Race and Gender in the U.S. Elections

It seems to me that the commentators on CNN, MSNBC and Fox News (the stations I listen to most) are underplaying an important factor in this year’s U.S. presidential campaigns: human nature.

It is only human for people to vote for their own kind. It’s called tribalism. I am convinced that one reason for John McCain’s primary win in New Hampshire is that he has an Irish-sounding name and many New Hampshire residents have Irish roots. Similarly, Rudy Giuliani can expect a lot of votes in areas that are heavily Italian.

Just as naturally, women will vote for Hillary Clinton because she is a woman and African-Americans will vote for Barack-Obama because his father was black.

Of course, this does not apply to all women, all African-Americans, all Irish-Americans or all Italian-Americans. Some voters are able to rise above tribalism and vote more responsibly.

Jamaicans have come a long way toward overcoming tribalism. Look at the wide range of skin colors in Jamaica’s parliamentary representatives through the years. Besides, the former prime minister was a woman.

Britain (and the British Commonwealth) has a female monarch. Indeed, the first British monarch in recorded history was a woman and two of that country’s most renowned rulers were Elizabeth the First and Victoria.

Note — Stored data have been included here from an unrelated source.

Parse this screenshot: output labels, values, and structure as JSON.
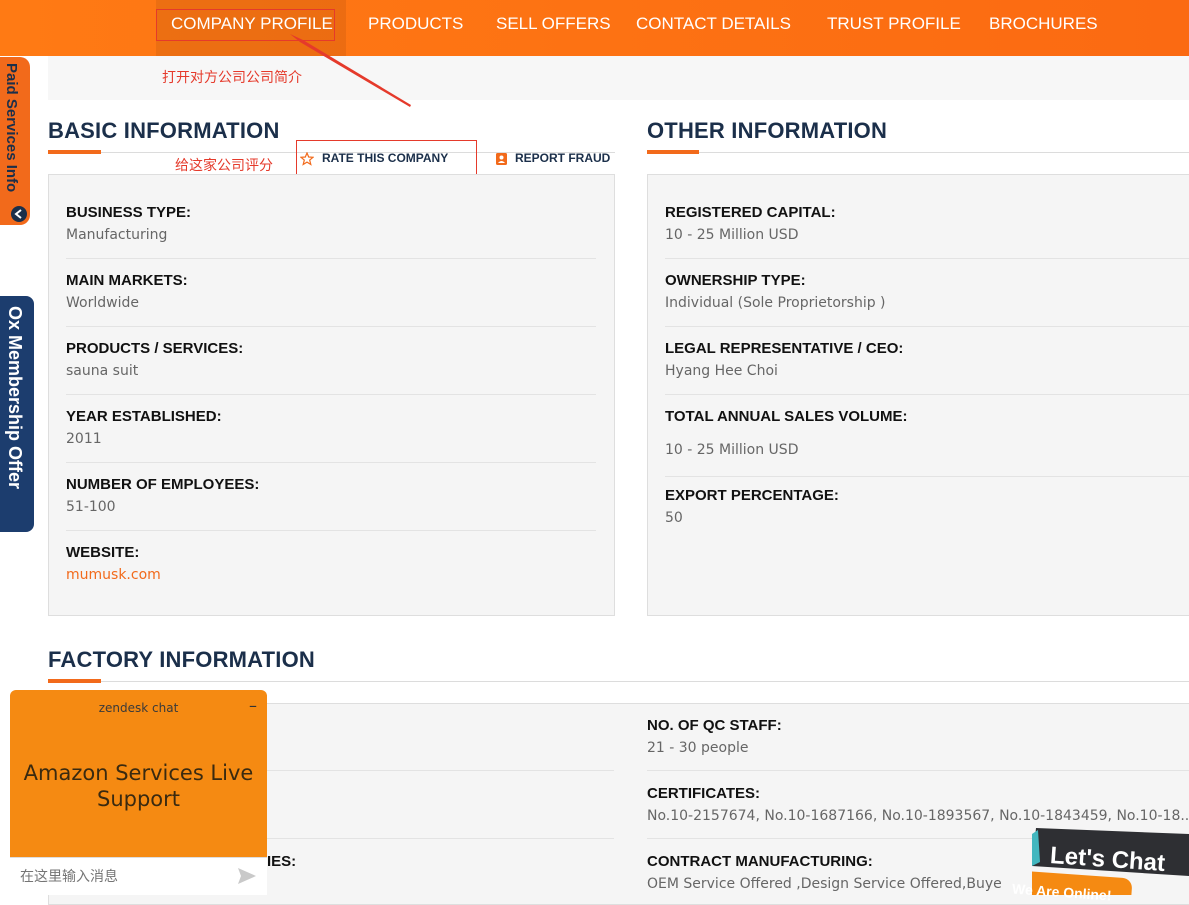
{
  "nav": {
    "items": [
      {
        "label": "COMPANY PROFILE",
        "active": true
      },
      {
        "label": "PRODUCTS"
      },
      {
        "label": "SELL OFFERS"
      },
      {
        "label": "CONTACT DETAILS"
      },
      {
        "label": "TRUST PROFILE"
      },
      {
        "label": "BROCHURES"
      }
    ]
  },
  "annotations": {
    "open_profile": "打开对方公司公司简介",
    "rate_company": "给这家公司评分"
  },
  "side_tabs": {
    "paid": "Paid Services Info",
    "membership": "Ox Membership Offer"
  },
  "basic": {
    "title": "BASIC INFORMATION",
    "rate_label": "RATE THIS COMPANY",
    "report_label": "REPORT FRAUD",
    "fields": [
      {
        "label": "BUSINESS TYPE:",
        "value": "Manufacturing"
      },
      {
        "label": "MAIN MARKETS:",
        "value": "Worldwide"
      },
      {
        "label": "PRODUCTS / SERVICES:",
        "value": "sauna suit"
      },
      {
        "label": "YEAR ESTABLISHED:",
        "value": "2011"
      },
      {
        "label": "NUMBER OF EMPLOYEES:",
        "value": "51-100"
      },
      {
        "label": "WEBSITE:",
        "value": "mumusk.com"
      }
    ]
  },
  "other": {
    "title": "OTHER INFORMATION",
    "fields": [
      {
        "label": "REGISTERED CAPITAL:",
        "value": "10 - 25 Million USD"
      },
      {
        "label": "OWNERSHIP TYPE:",
        "value": "Individual (Sole Proprietorship )"
      },
      {
        "label": "LEGAL REPRESENTATIVE / CEO:",
        "value": "Hyang Hee Choi"
      },
      {
        "label": "TOTAL ANNUAL SALES VOLUME:",
        "value": "10 - 25 Million USD"
      },
      {
        "label": "EXPORT PERCENTAGE:",
        "value": "50"
      }
    ]
  },
  "factory": {
    "title": "FACTORY INFORMATION",
    "left_partial_label": "IES:",
    "fields": [
      {
        "label": "NO. OF QC STAFF:",
        "value": "21 - 30 people"
      },
      {
        "label": "CERTIFICATES:",
        "value": "No.10-2157674, No.10-1687166, No.10-1893567, No.10-1843459, No.10-18..."
      },
      {
        "label": "CONTRACT MANUFACTURING:",
        "value": "OEM Service Offered ,Design Service Offered,Buye"
      }
    ]
  },
  "chat": {
    "brand": "zendesk chat",
    "minimize": "–",
    "headline": "Amazon Services Live Support",
    "placeholder": "在这里输入消息"
  },
  "letschat": {
    "label": "Let's Chat",
    "status": "We Are Online!"
  },
  "colors": {
    "brand_orange": "#f26a1b",
    "nav_orange": "#ff7a14",
    "title_navy": "#1b2f4a",
    "annotation_red": "#e53a2b",
    "chat_orange": "#f58a12",
    "side_blue": "#1c3d6e"
  }
}
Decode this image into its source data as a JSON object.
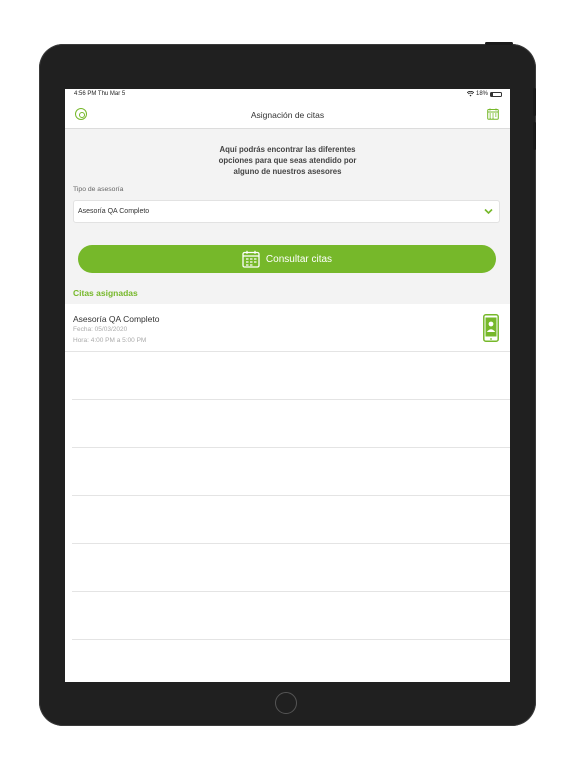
{
  "status_bar": {
    "time": "4:56 PM  Thu Mar 5",
    "battery": "18%"
  },
  "nav": {
    "title": "Asignación de citas"
  },
  "intro": {
    "line1": "Aquí podrás encontrar las diferentes",
    "line2": "opciones para que seas atendido por",
    "line3": "alguno de nuestros asesores"
  },
  "form": {
    "tipo_label": "Tipo de asesoría",
    "tipo_value": "Asesoría QA Completo",
    "button_label": "Consultar citas"
  },
  "section_title": "Citas asignadas",
  "citas": [
    {
      "name": "Asesoría QA Completo",
      "fecha": "Fecha:  05/03/2020",
      "hora": "Hora:   4:00 PM a 5:00 PM"
    }
  ],
  "colors": {
    "accent": "#76b82a",
    "bezel": "#202020"
  },
  "icons": {
    "nav_left": "target-icon",
    "nav_right": "calendar-icon",
    "button": "calendar-icon",
    "row": "smartphone-user-icon"
  }
}
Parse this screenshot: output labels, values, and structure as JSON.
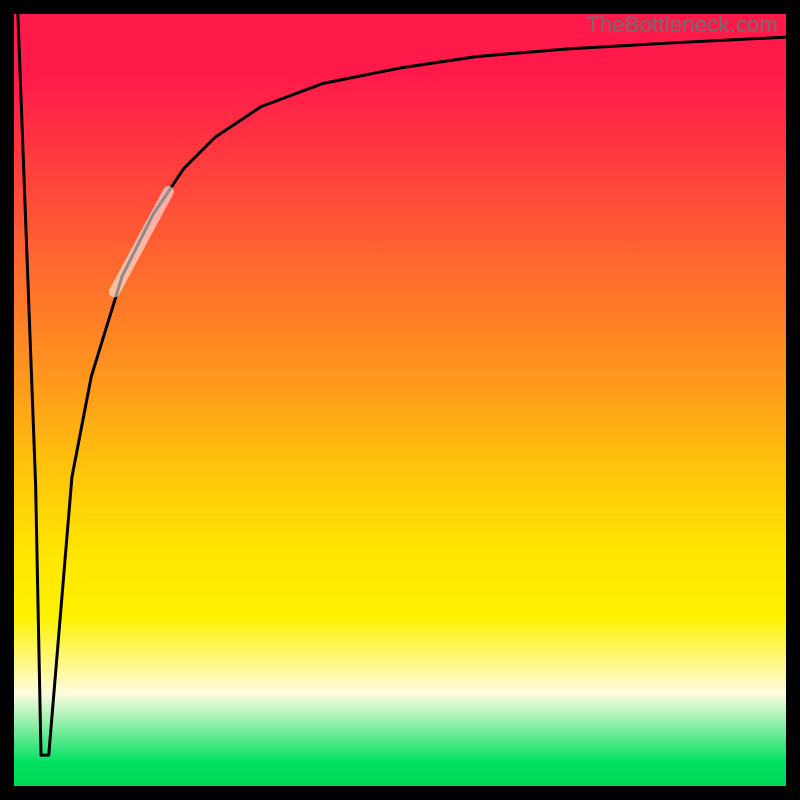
{
  "attribution": "TheBottleneck.com",
  "chart_data": {
    "type": "line",
    "title": "",
    "xlabel": "",
    "ylabel": "",
    "xlim": [
      0,
      100
    ],
    "ylim": [
      0,
      100
    ],
    "grid": false,
    "legend": false,
    "series": [
      {
        "name": "curve",
        "x": [
          0.5,
          2.8,
          3.5,
          4.5,
          7.5,
          10,
          14,
          18,
          22,
          26,
          32,
          40,
          50,
          60,
          72,
          86,
          100
        ],
        "y": [
          100,
          39,
          4,
          4,
          40,
          53,
          66,
          74,
          80,
          84,
          88,
          91,
          93,
          94.5,
          95.5,
          96.3,
          97
        ]
      },
      {
        "name": "highlight-segment",
        "x": [
          13,
          20
        ],
        "y": [
          64,
          77
        ]
      }
    ]
  },
  "plot_style": {
    "curve_color": "#000000",
    "curve_width": 3,
    "highlight_color": "rgba(255,255,255,0.55)",
    "highlight_width": 11
  }
}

You would think that by now gender would not matter in an American election. Yet it does. The vast majority of older women who voted in the Democratic primaries chose Hillary Clinton. And you can be sure there will be voters (especially in the South) who will vote against her because of her gender.

Sadly, race is also an issue. Some voters will support Obama because of his color; others will vote against him for the same reason.

No one can do much to change this discouraging state of affairs. Only through education can the American electorate become evolved to the point where superficial differences and similarities no longer decide events that vitally affect our lives.

Perhaps if we elect the right candidate, the educational system will be improved to the point where America might have such an electorate one day.